You know we’re still new at this, so we’re really looking forward to building off those things we’re been working on, and then you always get new ideas. So one thing we’re really excited about is we’re going to try and incorporate more flowers into our farm systems. Not necessarily for cut flowers, because that requires a lot of knowledge and infrastructure that we don’t have. But as pollinators and for some more edible flowers. Because that diversity is really important. There are a lot of low growing flowers we can plant between our kale.
Right, I was going to ask about that actually. I did a tiny bit of research on no-till farming before this interview and I did see that some folks do mix in other plants into their beds.

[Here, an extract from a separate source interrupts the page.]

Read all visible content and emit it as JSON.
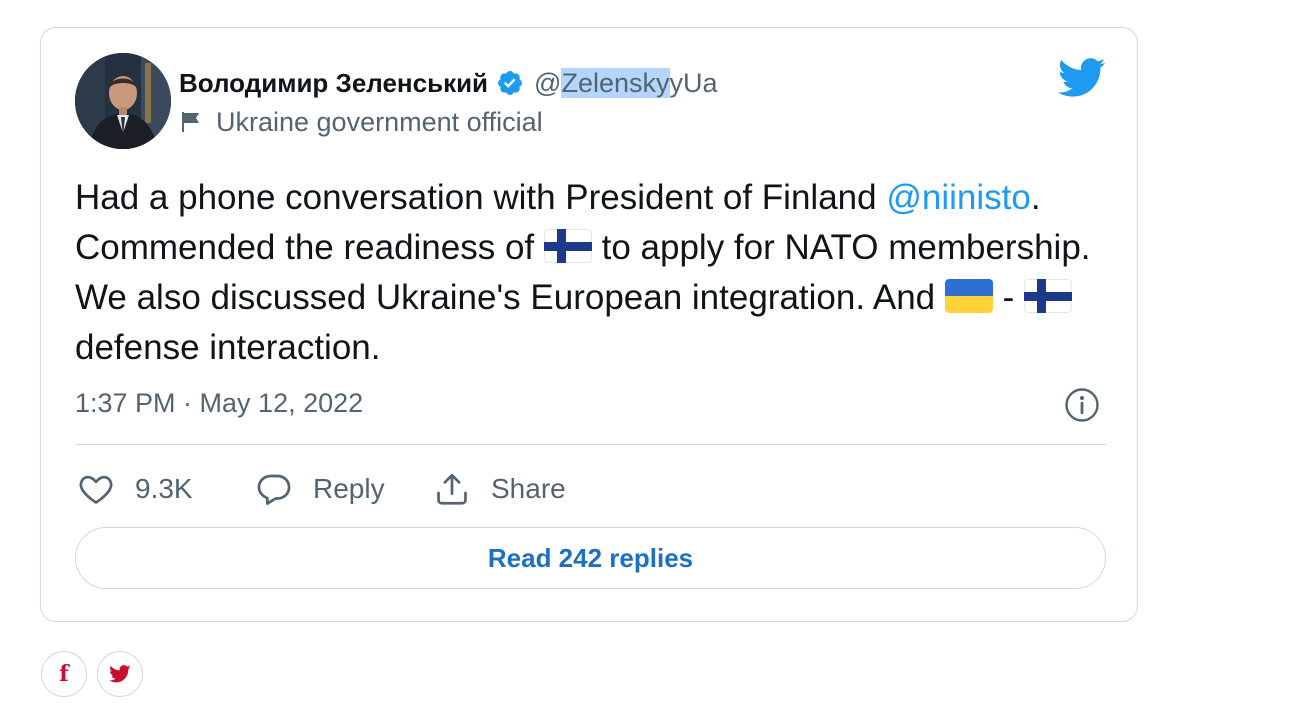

Yeah and, exactly like you said, one of those things we want to build on in the small-scale farming world is called interplanting. The kale kind of takes a while to get really big and take over the bed, so if we plant lettuce inbetween the kale, and the lettuce only takes a month to mature, the lettuce has time to get to full-size before the kale needs that extra space. So doing more of that interplanting with both the flowers, which will be new for us, and building on what we did last year. Lettuce has worked great in between other plants.
Well that is basically all the questions I had thought of. Is there message you’d like to give to the FamilyWorks community?
I think that one thing that people might not realize is that it makes a huge difference for us to have even just one new relationship or one new CSA member. I know that it’s kind of overwhelming to think about how you can influence the food system. And it is, it’s hard to impact the whole, giant food system as one person. But it makes huge difference for small farmers to just shift some of their purchasing locally. We can definitely see and feel, and very much appreciate it. It’s huge to have Tobey say, “sure we can take anywhere between 5 and 25 pounds of kale.” I mean that’s amazing for us, because it gives us flexibility and we know it’s going to a good spot, and we’ve been able to get paid for it. That’s awesome! And same thing with having people join our one-time CSA boxes, that gives people a chance to experience that direct-to-farm experience. Just doing that once, and we offer that but there are tons of farmers that offer those one-time preorder boxes. Especially, that has been a big thing during COVID, to preorder from the farmers at the Farmers’ Market. And that makes huge, huge difference for those small farms.
So even though it’s hard to change the whole system, we feel it and it’s been great to have a lot of that this past year.
Awesome. Well thank you for that, your perspective, your wealth of knowledge, and we’re looking forward to seeing all the produce you send in this year.
Yeah, yeah! It’s been super fun to connect with you guys. We live in Fremont so you’re like our neighborhood food bank, so it feels good to be participating!